Suaminya berkata, “Jadi mau dibawa berapa nanti ke Jakarta?”
Ya, perempuan itu sedari tadi telah memesan kopi tersebut, tetapi pikirannya galau setelah tahu kopi luwak ini berasal dari pencernaan musang, bahkan dikeluarkan bersama tinjanya.
“Apakah halal?” tanyanya.
“Lho kok?” suaminya balik bertanya heran. Karena mereka menyantap kopi macam itu secara turun temurun hingga menjadi tradisi. Giliran ditanyakan kehalalannya mereka pun kebingungan.

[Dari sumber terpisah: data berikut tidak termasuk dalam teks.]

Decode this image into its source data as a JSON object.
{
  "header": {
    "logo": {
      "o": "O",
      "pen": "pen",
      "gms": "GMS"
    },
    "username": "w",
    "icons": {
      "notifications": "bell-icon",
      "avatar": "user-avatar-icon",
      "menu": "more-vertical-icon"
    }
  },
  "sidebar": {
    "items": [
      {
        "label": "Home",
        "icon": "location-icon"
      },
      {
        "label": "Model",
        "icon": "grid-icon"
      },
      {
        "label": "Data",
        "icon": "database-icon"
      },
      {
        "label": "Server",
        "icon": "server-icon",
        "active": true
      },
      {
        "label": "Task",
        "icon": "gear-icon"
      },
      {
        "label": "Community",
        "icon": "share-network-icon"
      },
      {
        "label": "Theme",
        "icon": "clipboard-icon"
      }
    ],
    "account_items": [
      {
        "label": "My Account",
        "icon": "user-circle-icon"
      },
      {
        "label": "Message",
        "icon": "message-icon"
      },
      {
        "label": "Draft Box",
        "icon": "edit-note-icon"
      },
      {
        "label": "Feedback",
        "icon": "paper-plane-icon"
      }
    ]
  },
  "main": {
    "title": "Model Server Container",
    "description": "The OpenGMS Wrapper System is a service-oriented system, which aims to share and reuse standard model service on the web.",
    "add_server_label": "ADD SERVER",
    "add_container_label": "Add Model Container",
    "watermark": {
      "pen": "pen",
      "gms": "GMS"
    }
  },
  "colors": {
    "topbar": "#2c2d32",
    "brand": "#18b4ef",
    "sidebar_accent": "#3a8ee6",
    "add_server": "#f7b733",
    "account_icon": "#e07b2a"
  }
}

Asmak Afriliana dalam bukunya Teknologi Pengolahan Kopi Terkini (2018: 21-22) menguraikan:
Kopi luwak dikenal banyak masyarakat di dunia dikarenakan proses pembentukannya yang unik sehingga kopi luwak kerap disebut sebagai subvarietas yang baru dari kopi. Keunikannya berasal dari biji kopi yang telah dimakan oleh musang kelapa Asia/luwak (Paradoxurus hermaphroditus) dan kerabat musang lainnya.
Biji kopi yang dimakan oleh musang tersebut secara alami akan difermentasikan di dalam oragan pencernaannya. Selanjutnya, biji kopi di-eksresi melalui kotoran musang yang tetap mengandung biji kopi utuh yang berwarna lebih gelap dan lebih rapuh.

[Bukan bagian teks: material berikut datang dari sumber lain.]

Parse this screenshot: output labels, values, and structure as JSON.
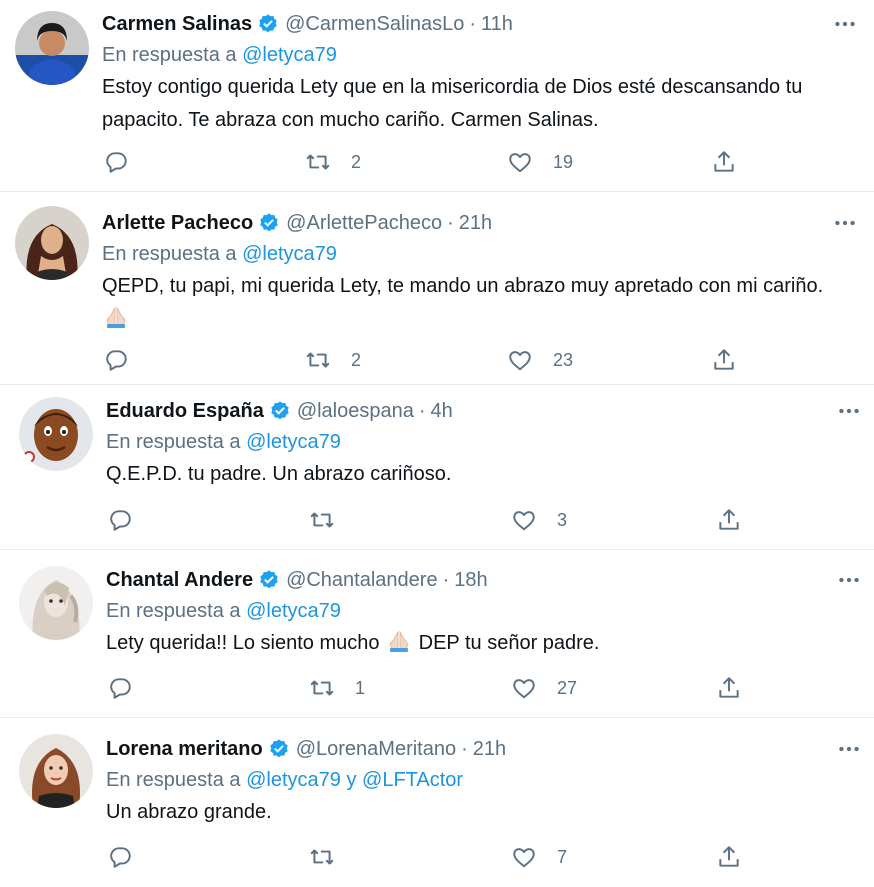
{
  "colors": {
    "text": "#0f1419",
    "secondary": "#5b7083",
    "link": "#1b95e0",
    "verified": "#1da1f2",
    "divider": "#e6ecf0"
  },
  "tweets": [
    {
      "name": "Carmen Salinas",
      "handle": "@CarmenSalinasLo",
      "time": "11h",
      "reply_prefix": "En respuesta a ",
      "mentions": [
        "@letyca79"
      ],
      "text": "Estoy contigo querida Lety que en la misericordia de Dios esté descansando tu papacito. Te abraza con mucho cariño. Carmen Salinas.",
      "text_after_emoji": "",
      "retweets": "2",
      "likes": "19"
    },
    {
      "name": "Arlette Pacheco",
      "handle": "@ArlettePacheco",
      "time": "21h",
      "reply_prefix": "En respuesta a ",
      "mentions": [
        "@letyca79"
      ],
      "text": "QEPD, tu papi, mi querida Lety, te mando un abrazo muy apretado con mi cariño.",
      "text_after_emoji": "",
      "retweets": "2",
      "likes": "23"
    },
    {
      "name": "Eduardo España",
      "handle": "@laloespana",
      "time": "4h",
      "reply_prefix": "En respuesta a ",
      "mentions": [
        "@letyca79"
      ],
      "text": "Q.E.P.D. tu padre. Un abrazo cariñoso.",
      "text_after_emoji": "",
      "retweets": "",
      "likes": "3"
    },
    {
      "name": "Chantal Andere",
      "handle": "@Chantalandere",
      "time": "18h",
      "reply_prefix": "En respuesta a ",
      "mentions": [
        "@letyca79"
      ],
      "text": "Lety querida!! Lo siento mucho",
      "text_after_emoji": "DEP tu señor padre.",
      "retweets": "1",
      "likes": "27"
    },
    {
      "name": "Lorena meritano",
      "handle": "@LorenaMeritano",
      "time": "21h",
      "reply_prefix": "En respuesta a ",
      "mentions": [
        "@letyca79",
        "@LFTActor"
      ],
      "mention_joiner": " y ",
      "text": "Un abrazo grande.",
      "text_after_emoji": "",
      "retweets": "",
      "likes": "7"
    }
  ]
}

Kopi yang dihasilkan beraroma sedap dan tidak terlalu pahit. Kopi luwak menjadi lebih istimewa karena luwak hanya mencari buah kopi yang 90% matang dengan menggunakan daya penciumannya yang tajam. Dalam satu pohon kopi, hanya 1-2 butir buah saja yang dimakan, yakni buah dengan kematangan tertinggi.
Keterangan di atas sudah menerangkan sebab musabab yang membuat kopi luwak unggul; karena memang dipetik langsung oleh musang dari kopi terbaik level kematangannya; proses fermentasi di pencernaan musang pun membuat pahitnya kopi berkurang.
Beruntunglah kita yang bermukim di Indonesia, yang mana musang-musangnya masih rajin menelan biji-biji kopi terbaik. Mungkin yang kurang beruntung itu adalah musang-musang yang dikandangkan atau diternakkan, lalu setiap hari terpaksa menyantap banyak kopi untuk diambil lagi dari tinjanya.
Hanya saja, bagi penikmat kopi yang muslim, tentunya pembahasan kopi luwak tidak cukup perkara enaknya saja. Ada faktor kehalalan yang perlu dicermati lebih seksama, karena toh biji kopi itu berbaur dengan tinja musang yang najis.
Didik Indradewa dalam buku Etnoagronomi Indonesia (2021: 514) menguraikan:
Di Indonesia, kopi luwak sempat menjadi perbincangan apakah halal atau haram bagi umat Islam karena dihasilkan dari biji yang berbalur kotoran luwak. Setelah banyaknya kontroversi yang ada, Majelis Ulama Indonesia (MUI) merespons hal tersebut dengan mengeluarkan fatwa menyangkut berbagai aktivitas yang bersangkutan dengan memproduksi, menjual maupun mengonsumsi kopi luwak.
Kopi luwak, menurut MUI, adalah mutanajjis atau barang yang terkena najis. Kopi luwak bukan najis jika memenuhi dua syarat, yaitu jika biji kopi masih utuh terbungkus kulit atau yang biasa disebut kulit tanduk dan masih bisa tumbuh apabila biji tersebut ditanam.